À ces mots, le père de Zoraïde se mit à rire de bon cœur, et me dit: «Par Allah, chrétien, elle doit être bien belle, en effet, si elle ressemble à ma fille, qui est la plus belle personne de tout ce royaume; si tu en doutes, regarde-la bien, et tu verras que je t’ai dit la vérité.»

C’était Agi-Morato qui nous servait d’interprète dans le cours de cet entretien, comme plus habile à parler cette langue bâtarde dont on fait usage en ce pays; car Zoraïde, quoiqu’elle l’entendît également, exprimait plutôt ses pensées par signes que par paroles.

Tandis que la conversation continuait ainsi, arrive un More tout essoufflé, disant à grands cris que quatre Turcs ont sauté par-dessus les murs du jardin, et qu’ils cueillent les fruits, bien que tout verts encore. À cette nouvelle, le vieillard tressaillit de crainte, et sa fille aussi, car les Mores ont une peur générale et presque naturelle des Turcs, surtout des soldats de cette nation, qui sont si insolents et exercent un tel empire sur les Mores leurs sujets, qu’ils les traitent plus mal que s’ils étaient leurs esclaves. Agi-Morato dit aussitôt à Zoraïde:

«Fille, retourne vite à la maison, et renferme-toi pendant que je vais parler à ces chiens; toi, chrétien, cherche tes herbes à ton aise, et qu’Allah te ramène heureusement en ton pays.»

Je m’inclinai, et il alla chercher les Turcs, me laissant seul avec Zoraïde, qui fit mine d’abord d’obéir à son père; mais, dès qu’il eut disparu derrière les arbres du jardin, elle revint auprès de moi et me dit, les yeux pleins de larmes:

«Ataméji, chrétien, ataméji?» ce qui veut dire: «Tu t’en vas, chrétien, tu t’en vas?
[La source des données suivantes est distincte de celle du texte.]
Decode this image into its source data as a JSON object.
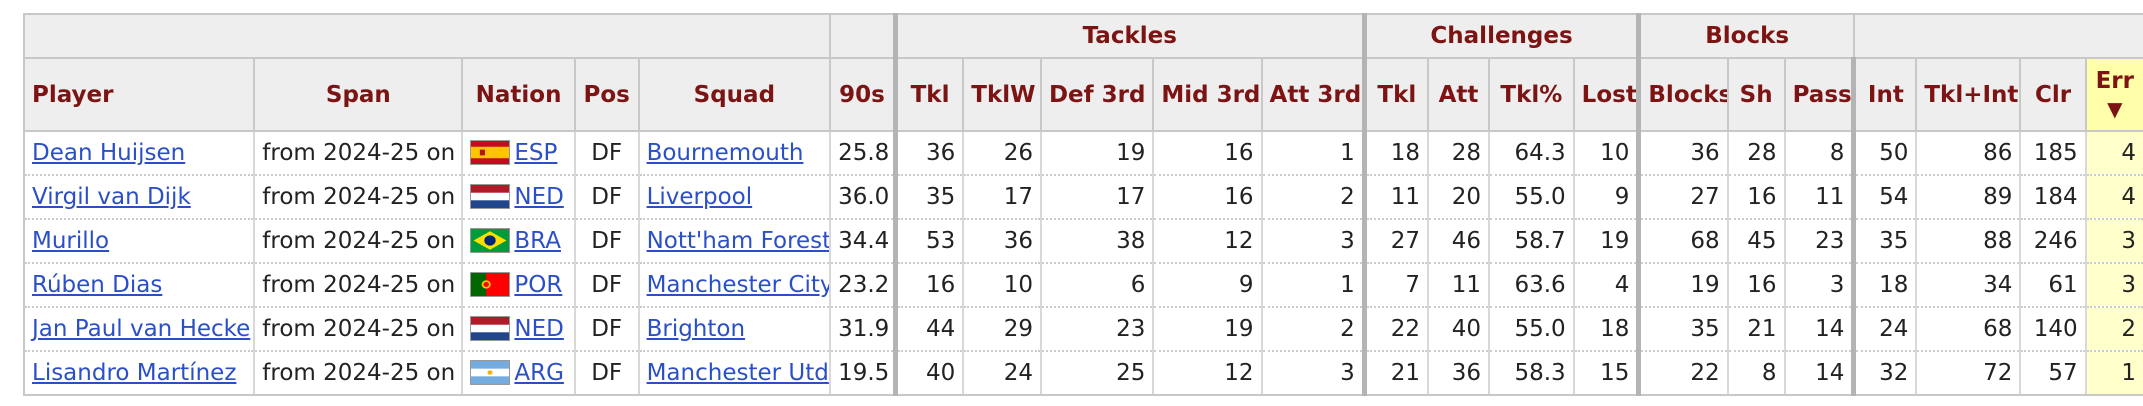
{
  "table": {
    "group_headers": {
      "tackles": "Tackles",
      "challenges": "Challenges",
      "blocks": "Blocks"
    },
    "columns": {
      "player": "Player",
      "span": "Span",
      "nation": "Nation",
      "pos": "Pos",
      "squad": "Squad",
      "nineties": "90s",
      "tkl": "Tkl",
      "tklw": "TklW",
      "def3rd": "Def 3rd",
      "mid3rd": "Mid 3rd",
      "att3rd": "Att 3rd",
      "ch_tkl": "Tkl",
      "ch_att": "Att",
      "ch_pct": "Tkl%",
      "ch_lost": "Lost",
      "blocks": "Blocks",
      "sh": "Sh",
      "pass": "Pass",
      "int": "Int",
      "tkl_int": "Tkl+Int",
      "clr": "Clr",
      "err": "Err",
      "sort_arrow": "▼"
    },
    "rows": [
      {
        "player": "Dean Huijsen",
        "span": "from 2024-25 on",
        "nation": "ESP",
        "flag": "flag-spain-icon",
        "pos": "DF",
        "squad": "Bournemouth",
        "nineties": "25.8",
        "tkl": "36",
        "tklw": "26",
        "def3rd": "19",
        "mid3rd": "16",
        "att3rd": "1",
        "ch_tkl": "18",
        "ch_att": "28",
        "ch_pct": "64.3",
        "ch_lost": "10",
        "blocks": "36",
        "sh": "28",
        "pass": "8",
        "int": "50",
        "tkl_int": "86",
        "clr": "185",
        "err": "4"
      },
      {
        "player": "Virgil van Dijk",
        "span": "from 2024-25 on",
        "nation": "NED",
        "flag": "flag-netherlands-icon",
        "pos": "DF",
        "squad": "Liverpool",
        "nineties": "36.0",
        "tkl": "35",
        "tklw": "17",
        "def3rd": "17",
        "mid3rd": "16",
        "att3rd": "2",
        "ch_tkl": "11",
        "ch_att": "20",
        "ch_pct": "55.0",
        "ch_lost": "9",
        "blocks": "27",
        "sh": "16",
        "pass": "11",
        "int": "54",
        "tkl_int": "89",
        "clr": "184",
        "err": "4"
      },
      {
        "player": "Murillo",
        "span": "from 2024-25 on",
        "nation": "BRA",
        "flag": "flag-brazil-icon",
        "pos": "DF",
        "squad": "Nott'ham Forest",
        "nineties": "34.4",
        "tkl": "53",
        "tklw": "36",
        "def3rd": "38",
        "mid3rd": "12",
        "att3rd": "3",
        "ch_tkl": "27",
        "ch_att": "46",
        "ch_pct": "58.7",
        "ch_lost": "19",
        "blocks": "68",
        "sh": "45",
        "pass": "23",
        "int": "35",
        "tkl_int": "88",
        "clr": "246",
        "err": "3"
      },
      {
        "player": "Rúben Dias",
        "span": "from 2024-25 on",
        "nation": "POR",
        "flag": "flag-portugal-icon",
        "pos": "DF",
        "squad": "Manchester City",
        "nineties": "23.2",
        "tkl": "16",
        "tklw": "10",
        "def3rd": "6",
        "mid3rd": "9",
        "att3rd": "1",
        "ch_tkl": "7",
        "ch_att": "11",
        "ch_pct": "63.6",
        "ch_lost": "4",
        "blocks": "19",
        "sh": "16",
        "pass": "3",
        "int": "18",
        "tkl_int": "34",
        "clr": "61",
        "err": "3"
      },
      {
        "player": "Jan Paul van Hecke",
        "span": "from 2024-25 on",
        "nation": "NED",
        "flag": "flag-netherlands-icon",
        "pos": "DF",
        "squad": "Brighton",
        "nineties": "31.9",
        "tkl": "44",
        "tklw": "29",
        "def3rd": "23",
        "mid3rd": "19",
        "att3rd": "2",
        "ch_tkl": "22",
        "ch_att": "40",
        "ch_pct": "55.0",
        "ch_lost": "18",
        "blocks": "35",
        "sh": "21",
        "pass": "14",
        "int": "24",
        "tkl_int": "68",
        "clr": "140",
        "err": "2"
      },
      {
        "player": "Lisandro Martínez",
        "span": "from 2024-25 on",
        "nation": "ARG",
        "flag": "flag-argentina-icon",
        "pos": "DF",
        "squad": "Manchester Utd",
        "nineties": "19.5",
        "tkl": "40",
        "tklw": "24",
        "def3rd": "25",
        "mid3rd": "12",
        "att3rd": "3",
        "ch_tkl": "21",
        "ch_att": "36",
        "ch_pct": "58.3",
        "ch_lost": "15",
        "blocks": "22",
        "sh": "8",
        "pass": "14",
        "int": "32",
        "tkl_int": "72",
        "clr": "57",
        "err": "1"
      }
    ]
  }
}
– Oui, madame, lui répondis-je; mais jamais sans toi. Attends-moi le premier dgiuma; et ne t’effraye pas de nous voir, car, sans aucun doute, nous t’emmènerons en pays de chrétiens.»

Je lui dis ce peu de mots de façon qu’elle me comprît trèsbien, ainsi que d’autres propos que nous échangeâmes. Alors, jetant un bras autour de mon cou, elle commença d’un pas tremblant à cheminer vers la maison. Le sort voulut, et ce pouvait être pour notre perte, si le ciel n’en eût ordonné autrement, que, tandis que nous marchions ainsi embrassés, son père, qui venait déjà de renvoyer les Turcs, nous vît dans cette posture, et nous vîmes bien aussi qu’il nous avait aperçus. Mais Zoraïde, adroite et prudente, ne voulut pas ôter les bras de mon cou; au contraire, elle s’approcha de plus près encore, et posa sa tête sur ma poitrine, en pliant un peu les genoux, et donnant tous les signes d’un évanouissement complet. Moi, de mon côté, je feignis de la soutenir contre mon gré. Son père vint en courant à notre rencontre, et voyant sa fille en cet état, il lui demanda ce qu’elle avait; mais comme elle ne répondait pas:

«Sans doute, s’écria-t-il, que l’effroi que lui a donné l’arrivée de ces chiens l’aura fait évanouir.»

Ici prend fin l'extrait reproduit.